We could start with the statistics, but the game is played on the court, by young and old, boys and girls, men and women. And down at the park, in a high school gym, on a college court, basketball is different than it was in 2014, the year before the Warriors won their first title.
Consider: In 2014, imagine a high school game on an anonymous court anywhere in America. A sharpshooting guard steals the ball and begins a two-on-one fast break. Instead of going all the way to the basket for a layup or a pass, he pulls up for a three-pointer.
After a stunned silence in the gym, the coach screams “What are you thinking?” and immediately sends in a sub.
Now, after watching Warriors win games and titles (by giving players the freedom to play the percentages), only the most old-school coach yanks the sharpshooter from the game. Now, make or miss, that pull-up three on a fast break is just part of the sport, taken and often made by girls and boys all over the world.
Let’s look at the numbers. The year before Golden State won its first title, in 2013-14, the NBA as a league took 1,766 three-pointers. In 2021-22, that number has jumped to 2,855.

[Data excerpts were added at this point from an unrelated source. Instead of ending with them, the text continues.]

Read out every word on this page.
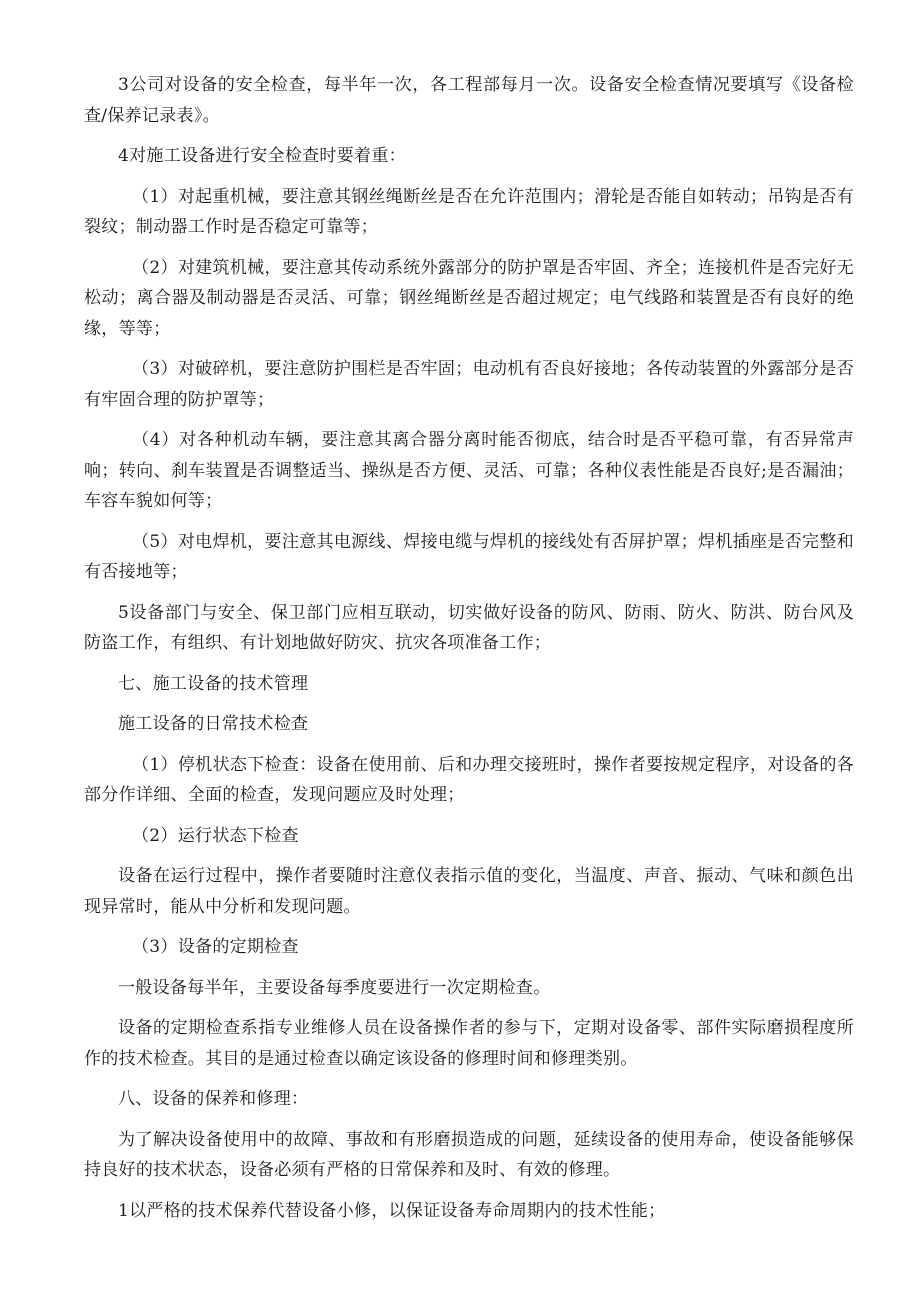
3公司对设备的安全检查，每半年一次，各工程部每月一次。设备安全检查情况要填写《设备检查/保养记录表》。

4对施工设备进行安全检查时要着重：

（1）对起重机械，要注意其钢丝绳断丝是否在允许范围内；滑轮是否能自如转动；吊钩是否有裂纹；制动器工作时是否稳定可靠等；

（2）对建筑机械，要注意其传动系统外露部分的防护罩是否牢固、齐全；连接机件是否完好无松动；离合器及制动器是否灵活、可靠；钢丝绳断丝是否超过规定；电气线路和装置是否有良好的绝缘，等等；

（3）对破碎机，要注意防护围栏是否牢固；电动机有否良好接地；各传动装置的外露部分是否有牢固合理的防护罩等；

（4）对各种机动车辆，要注意其离合器分离时能否彻底，结合时是否平稳可靠，有否异常声响；转向、刹车装置是否调整适当、操纵是否方便、灵活、可靠；各种仪表性能是否良好;是否漏油；车容车貌如何等；

（5）对电焊机，要注意其电源线、焊接电缆与焊机的接线处有否屏护罩；焊机插座是否完整和有否接地等；

5设备部门与安全、保卫部门应相互联动，切实做好设备的防风、防雨、防火、防洪、防台风及防盗工作，有组织、有计划地做好防灾、抗灾各项准备工作；

七、施工设备的技术管理

施工设备的日常技术检查

（1）停机状态下检查：设备在使用前、后和办理交接班时，操作者要按规定程序，对设备的各部分作详细、全面的检查，发现问题应及时处理；

（2）运行状态下检查

设备在运行过程中，操作者要随时注意仪表指示值的变化，当温度、声音、振动、气味和颜色出现异常时，能从中分析和发现问题。

（3）设备的定期检查

一般设备每半年，主要设备每季度要进行一次定期检查。

设备的定期检查系指专业维修人员在设备操作者的参与下，定期对设备零、部件实际磨损程度所作的技术检查。其目的是通过检查以确定该设备的修理时间和修理类别。

八、设备的保养和修理：

为了解决设备使用中的故障、事故和有形磨损造成的问题，延续设备的使用寿命，使设备能够保持良好的技术状态，设备必须有严格的日常保养和及时、有效的修理。

1以严格的技术保养代替设备小修，以保证设备寿命周期内的技术性能；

In 2013-14, the offensive rating in the league was 106.7. In 2021-22, it was 112.
Pace? 93.9 then, 98.2 now. Assists? 1,804 to 2,021.
And most important, the percentage of shots that were three-pointers jumped from 25.9% to 39.9%.
The Warriors changed the game.
Oh, some might say it was the analytics’ revolution, the number-crunchers with Ivy League degrees grinding away on computers in back offices, but if the Warriors don’t win four titles, if they don’t get to the finals with clockwork regularity, the old school mentality would have ruled longer, and maybe still would.
Instead, we have more assists, small-ball lineups and a game that flows. The “Hey let’s throw it to the big guy and see if he can make a two-footer” style is a thing of the past. When Steve Kerr – an innovative risk taker – rolled out Otto Porter Jr. as a starter in the last three games of the Finals, it confounded the Celtics. Start an NBA Finals’ game with no player taller than 6-8?
Porter, though, can shoot threes. And the Celtics, even though they got off to a hot start, had matchup issues. Their two bigs – Al Horford and Robert Williams III – were drawn away from the basket on defense, spreading the court and creating space for the Warriors to go to work.
And the constant threat of the three-pointer was the key to Curry’s four drives to the hoop in the fourth quarter. The dogmatic response to the revolution the Warriors’ inspired has been to never leave the shooter open in the strongside corner, and have other defenders try to help when the point guard drives to the hoop. With Curry’s unworldly ballhandling and finishing skills, though, sticking to the shooters spotted up beyond the three just allowed him to get to the rim and finish not only the play, but the Celtics’ hopes of victory.
Of course other teams don’t have Curry, Thompson and Draymond Green. Of course, other teams can’t replicate the Warriors’ success just by shooting more threes.
But any coach or player with open eyes and an open mind has learned from the Warriors. They have watched the misses and the makes, they have seen the difference when the court is spread, and because they want to win, coaches and players have adopted the Warriors’ way.
So yes, the titles are impressive, and the dynasty will be celebrated as long as the game is played, but the true legacy of the Golden State Warriors is deeper and greater: They changed the game.